As I sat down to write this month’s newsletter, I found myself in a posture that I am often in these days: leaning over the table, head in my hands, struggling to sum up the vastness and complexity of the transition I find myself in, struggling to put words to something I am not yet used to articulating – because I am still in it – and in the end, coming up short. Sound bites feel most comfortable: “I am going thru puberty. Again.” Or “Ch-ch-ch-ch-changes.” Or “Whew, saturn is Re.Turn.Ing.”

I have reached a turning point in my life and my work, a point of profound reflection and evaluation of what my work has been, and frighteningly open expansion on all that it could be. In this oceanic and emotional process, it is my core sense of self that is struggling to remain afloat. I feel like a woman trying to remember herself (I welcome love notes as reminders), grasping onto one-liners and deep thoughts to give meaning to the chaos. And reading my horoscope. A lot.

My sister Adrienne, who is dope and brilliant and has a blog, recently wrote to me that she has remembered that she is more valuable than her work, and that the most important thing to the people who love her is her happiness. I sobbed like a little baby when she shared that with me because I realized that in my machinations about what I should be doing with myself, I had forgotten my actual SELF. Before I was ever a facilitator, an organizer, a theologian, a musician, a writer, an actress, a dancer, a mother, a partner, a producer of monthly newsletters and deep thoughts, I was a valuable person. And if I left off of any of those identities tomorrow – by force or by choice – I would still be a valuable person.
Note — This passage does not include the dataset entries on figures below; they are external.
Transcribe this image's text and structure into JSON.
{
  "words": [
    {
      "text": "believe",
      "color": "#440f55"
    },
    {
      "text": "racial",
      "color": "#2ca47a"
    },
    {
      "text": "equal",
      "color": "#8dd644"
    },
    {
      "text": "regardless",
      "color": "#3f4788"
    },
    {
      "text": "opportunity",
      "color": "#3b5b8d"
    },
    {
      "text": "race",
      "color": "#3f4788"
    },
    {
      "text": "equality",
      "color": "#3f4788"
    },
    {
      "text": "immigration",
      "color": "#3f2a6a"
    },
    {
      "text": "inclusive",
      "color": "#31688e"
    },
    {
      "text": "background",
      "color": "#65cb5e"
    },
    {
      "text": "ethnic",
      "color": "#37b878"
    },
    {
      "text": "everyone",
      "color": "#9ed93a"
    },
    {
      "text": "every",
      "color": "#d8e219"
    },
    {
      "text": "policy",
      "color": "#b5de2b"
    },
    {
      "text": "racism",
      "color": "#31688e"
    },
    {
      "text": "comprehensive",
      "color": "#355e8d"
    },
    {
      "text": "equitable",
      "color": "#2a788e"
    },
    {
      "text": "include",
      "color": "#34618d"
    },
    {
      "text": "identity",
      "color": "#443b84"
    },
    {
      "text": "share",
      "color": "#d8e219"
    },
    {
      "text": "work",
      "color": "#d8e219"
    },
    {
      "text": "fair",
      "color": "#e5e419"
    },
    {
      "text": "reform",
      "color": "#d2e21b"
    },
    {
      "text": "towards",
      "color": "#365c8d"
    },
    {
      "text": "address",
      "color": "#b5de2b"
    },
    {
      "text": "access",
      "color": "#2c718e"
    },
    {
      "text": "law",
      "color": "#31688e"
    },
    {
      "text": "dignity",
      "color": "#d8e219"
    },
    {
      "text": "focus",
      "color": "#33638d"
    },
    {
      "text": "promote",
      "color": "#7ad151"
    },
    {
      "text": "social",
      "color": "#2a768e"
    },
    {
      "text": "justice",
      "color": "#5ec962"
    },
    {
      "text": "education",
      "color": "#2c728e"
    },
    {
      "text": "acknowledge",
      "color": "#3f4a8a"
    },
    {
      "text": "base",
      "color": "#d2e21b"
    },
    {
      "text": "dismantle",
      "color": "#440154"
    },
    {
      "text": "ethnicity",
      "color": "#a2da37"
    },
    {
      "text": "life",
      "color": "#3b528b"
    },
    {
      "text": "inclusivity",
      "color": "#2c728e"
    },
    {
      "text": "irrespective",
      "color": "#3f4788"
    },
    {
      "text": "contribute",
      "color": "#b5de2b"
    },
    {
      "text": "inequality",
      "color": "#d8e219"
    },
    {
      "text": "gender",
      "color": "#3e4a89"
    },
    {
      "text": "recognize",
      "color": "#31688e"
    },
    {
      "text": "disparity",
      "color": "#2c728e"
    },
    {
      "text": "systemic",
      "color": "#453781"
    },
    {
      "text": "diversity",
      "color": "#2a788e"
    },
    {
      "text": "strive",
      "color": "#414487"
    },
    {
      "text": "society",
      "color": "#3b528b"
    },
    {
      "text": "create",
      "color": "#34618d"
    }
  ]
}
So as I move into and through this process of deep re-evaluation, I do it from the place of protecting this thing I now understand as true: I am the thing that is valuable, and yet I cannot attach a value to myself. But if I see myself only through the lens of my work, attaching value to myself is exactly what I do. Who do I want to be working with? What do I need in order to sustain my practice and be happy? What do I deserve in a friendship, a collaboration, a political framework? These are essential questions for me right now. Like most organizers, I talk a big game about sustainability and still find myself on verge of burnout half of the time. I teach my students to trust the process and let go of ego, while I am scrambling to retain control of my own experience. How often are we working counter to our own wisdom? 

So this spring and summer, I plan to plant a lot of vegetables and water them and watch them grow. I plan to write a short story once a week, so that my wild dreams can find a home and my mind can get some creative exercise. I plan to take a real break from some of my burdens. I will remember myself. I will remember.